Providers, Poterucha says, are seeing “almost epidemic levels” of weight gain or obesity among youth during the pandemic, with factors including stress eating, snacking more frequently, staying inside more and having sports or activities cancelled.

“It’s been a big alarm for pediatricians,” Poterucha says. “If you’re a parent and you’ve noticed your kid has gained a significant amount of weight and you’re concerned about their health, now is the time to get them in to see if we can improve their global health as they move ahead in their lives. It’s something where we’ve really been putting our heads together to get these kids back on track for a life of health.”

With those 12 and older now eligible for the Pfizer version of the COVID-19 vaccine, Poterucha urges parents who have not yet taken their child for their shots to raise any queries they may have, especially as reports about very rare cases of heart or nerve related side effects ramp up hesitancy for some.

The CDC still highly recommends inoculation, with vaccine related health problems and deaths of miniscule percentages in relation to doses given and far less common than COVID-19 related health effects and fatalities.

As of July 14, the CDC had confirmed 335 coronavirus deaths among those 17 and under, and 609,505 fatalities total. Over 336 million vaccine doses have been given, and in total 40 cases of thrombosis with thrombocytopenia syndrome and 633 reports of myocarditis or pericarditis related to the vaccines have been confirmed. There are 100 preliminary reports of Guillain-Barré syndrome. As of July 12, VAERS had received 6,079 reports of death among vaccinated individuals, equivalent to 0.0018%. A report is not confirmation the death is vaccine related.

“We need to be available as providers to the parents to ask those questions that may be on their minds. There may be worries, there may be some hesitancy. This is the opportunity to talk to someone you trust about the science, about the data, and make the right decision for your child,” Poterucha says.

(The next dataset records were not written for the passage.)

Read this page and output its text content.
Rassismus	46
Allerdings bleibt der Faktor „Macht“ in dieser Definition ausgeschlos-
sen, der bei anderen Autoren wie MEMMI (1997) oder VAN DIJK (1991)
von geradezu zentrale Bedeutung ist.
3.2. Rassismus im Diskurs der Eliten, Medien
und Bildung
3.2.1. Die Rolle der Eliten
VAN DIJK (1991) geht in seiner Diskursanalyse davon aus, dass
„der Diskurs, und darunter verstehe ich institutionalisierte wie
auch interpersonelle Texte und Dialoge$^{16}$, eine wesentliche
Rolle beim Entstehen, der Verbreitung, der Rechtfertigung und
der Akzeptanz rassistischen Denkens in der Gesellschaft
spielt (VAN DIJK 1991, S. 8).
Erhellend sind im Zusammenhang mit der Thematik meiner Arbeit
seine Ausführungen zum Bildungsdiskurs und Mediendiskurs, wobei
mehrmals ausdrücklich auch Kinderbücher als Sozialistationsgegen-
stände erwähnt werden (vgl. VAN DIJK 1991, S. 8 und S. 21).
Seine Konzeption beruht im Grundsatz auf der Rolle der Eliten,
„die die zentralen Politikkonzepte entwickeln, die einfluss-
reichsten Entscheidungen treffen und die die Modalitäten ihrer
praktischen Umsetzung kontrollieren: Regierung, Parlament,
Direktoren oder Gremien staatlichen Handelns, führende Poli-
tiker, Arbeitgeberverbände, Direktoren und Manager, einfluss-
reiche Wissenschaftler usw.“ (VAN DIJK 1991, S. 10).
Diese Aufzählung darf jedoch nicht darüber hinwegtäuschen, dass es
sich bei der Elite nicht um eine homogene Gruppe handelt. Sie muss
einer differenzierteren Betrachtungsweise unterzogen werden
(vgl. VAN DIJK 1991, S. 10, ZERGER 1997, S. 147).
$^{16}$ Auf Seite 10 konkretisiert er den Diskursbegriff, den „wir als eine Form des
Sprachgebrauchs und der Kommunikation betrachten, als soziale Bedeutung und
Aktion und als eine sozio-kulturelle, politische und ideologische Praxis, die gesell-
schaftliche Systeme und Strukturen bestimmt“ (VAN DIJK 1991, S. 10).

“With the level of trust with the provider, we have a good opportunity to dispel myths and rumors. For those parents who wanted more safety data, we have nine or ten months of data going back to the clinical trials showing it is safe. If you’ve been waiting, dig deep and talk to your pediatrician.”

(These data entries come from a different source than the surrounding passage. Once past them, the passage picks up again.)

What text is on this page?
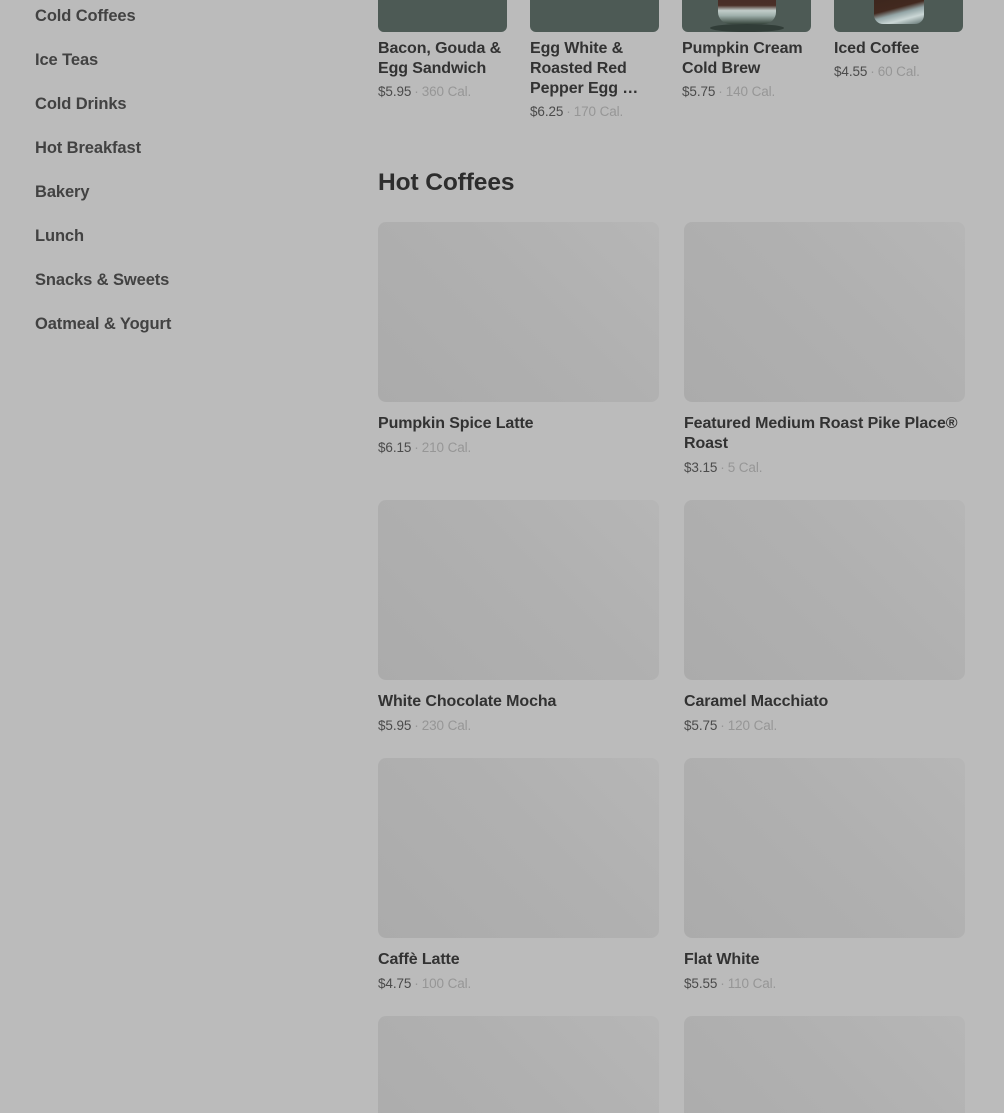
Cold Coffees
Ice Teas
Cold Drinks
Hot Breakfast
Bakery
Lunch
Snacks & Sweets
Oatmeal & Yogurt
Bacon, Gouda & Egg Sandwich
$5.95 · 360 Cal.
Egg White & Roasted Red Pepper Egg …
$6.25 · 170 Cal.
Pumpkin Cream Cold Brew
$5.75 · 140 Cal.
Iced Coffee
$4.55 · 60 Cal.
Hot Coffees
Pumpkin Spice Latte
$6.15 · 210 Cal.
Featured Medium Roast Pike Place® Roast
$3.15 · 5 Cal.
White Chocolate Mocha
$5.95 · 230 Cal.
Caramel Macchiato
$5.75 · 120 Cal.
Caffè Latte
$4.75 · 100 Cal.
Flat White
$5.55 · 110 Cal.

To help make it easier for parents and children to fit in a well child visit and physical prior to the school year, Mayo is offering self scheduling, same-day visits and appointments during evening hours.

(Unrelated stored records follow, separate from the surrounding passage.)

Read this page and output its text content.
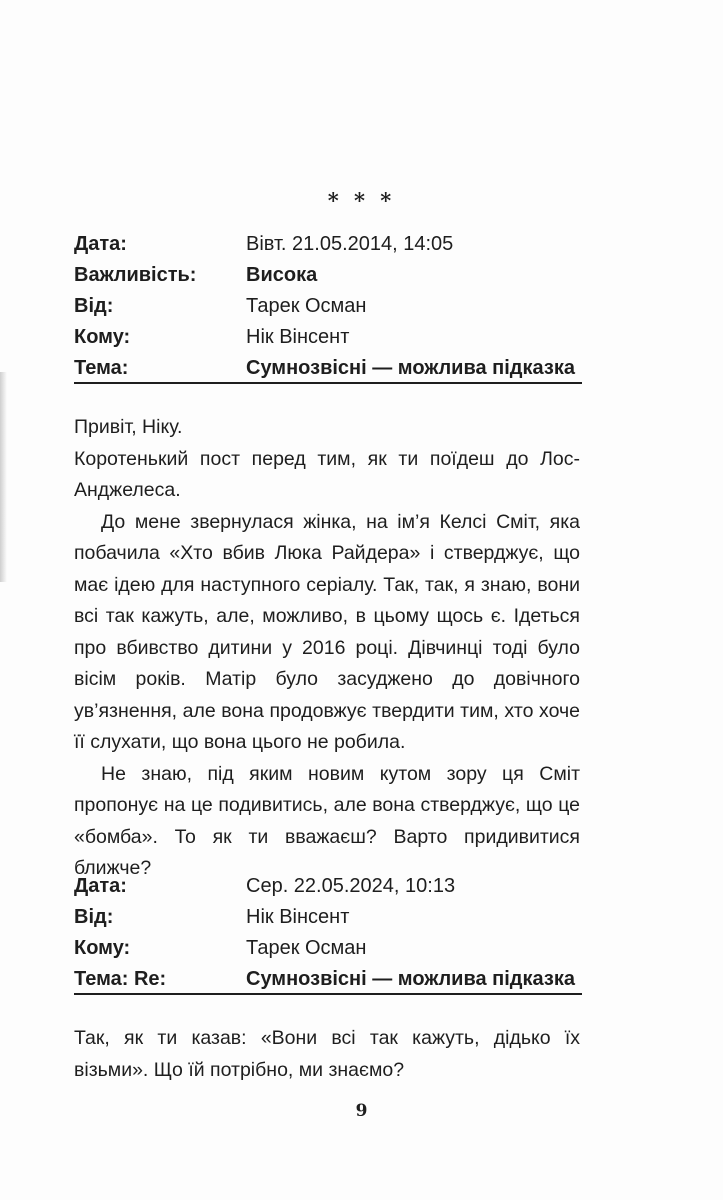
* * *
Дата:	Вівт. 21.05.2014, 14:05
Важливість: Висока
Від:	Тарек Осман
Кому:	Нік Вінсент
Тема:	Сумнозвісні — можлива підказка

Привіт, Ніку.

Коротенький пост перед тим, як ти поїдеш до Лос-Анджелеса.

До мене звернулася жінка, на ім’я Келсі Сміт, яка побачила «Хто вбив Люка Райдера» і стверджує, що має ідею для наступного серіалу. Так, так, я знаю, вони всі так кажуть, але, можливо, в цьому щось є. Ідеться про вбивство дитини у 2016 році. Дівчинці тоді було вісім років. Матір було засуджено до довічного ув’язнення, але вона продовжує твердити тим, хто хоче її слухати, що вона цього не робила.

Не знаю, під яким новим кутом зору ця Сміт пропонує на це подивитись, але вона стверджує, що це «бомба». То як ти вважаєш? Варто придивитися ближче?

Дата:	Сер. 22.05.2024, 10:13
Від:	Нік Вінсент
Кому:	Тарек Осман
Тема: Re:	Сумнозвісні — можлива підказка

Так, як ти казав: «Вони всі так кажуть, дідько їх візьми». Що їй потрібно, ми знаємо?

9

Appointments can be scheduled through Patient Online Services or by calling 608-392-8300.

In addition to during regular hours, 7:30 a.m. to 5 p.m. Monday through Friday, appointments will also be offered at La Crosse Pediatrics from 1 to 7 p.m. July 28 and Aug. 5 and 10; at La Crosse Family Health Clinic from 3 to 7 p.m. July 21 and Aug. 4; and at Onalaska Pediatrics from 1 to 7 p.m. Aug. 23.

Gundersen Health System’s pediatrics department can be reached by calling 608-775-6766 for La Crosse or 608-775-8138 for Onalaska. Hours are 8 a.m. to 8 p.m. Monday through Thursday and 8 a.m. to 5 p.m. Friday. The La Crosse site is open Saturday and Sunday from 8 a.m. to noon.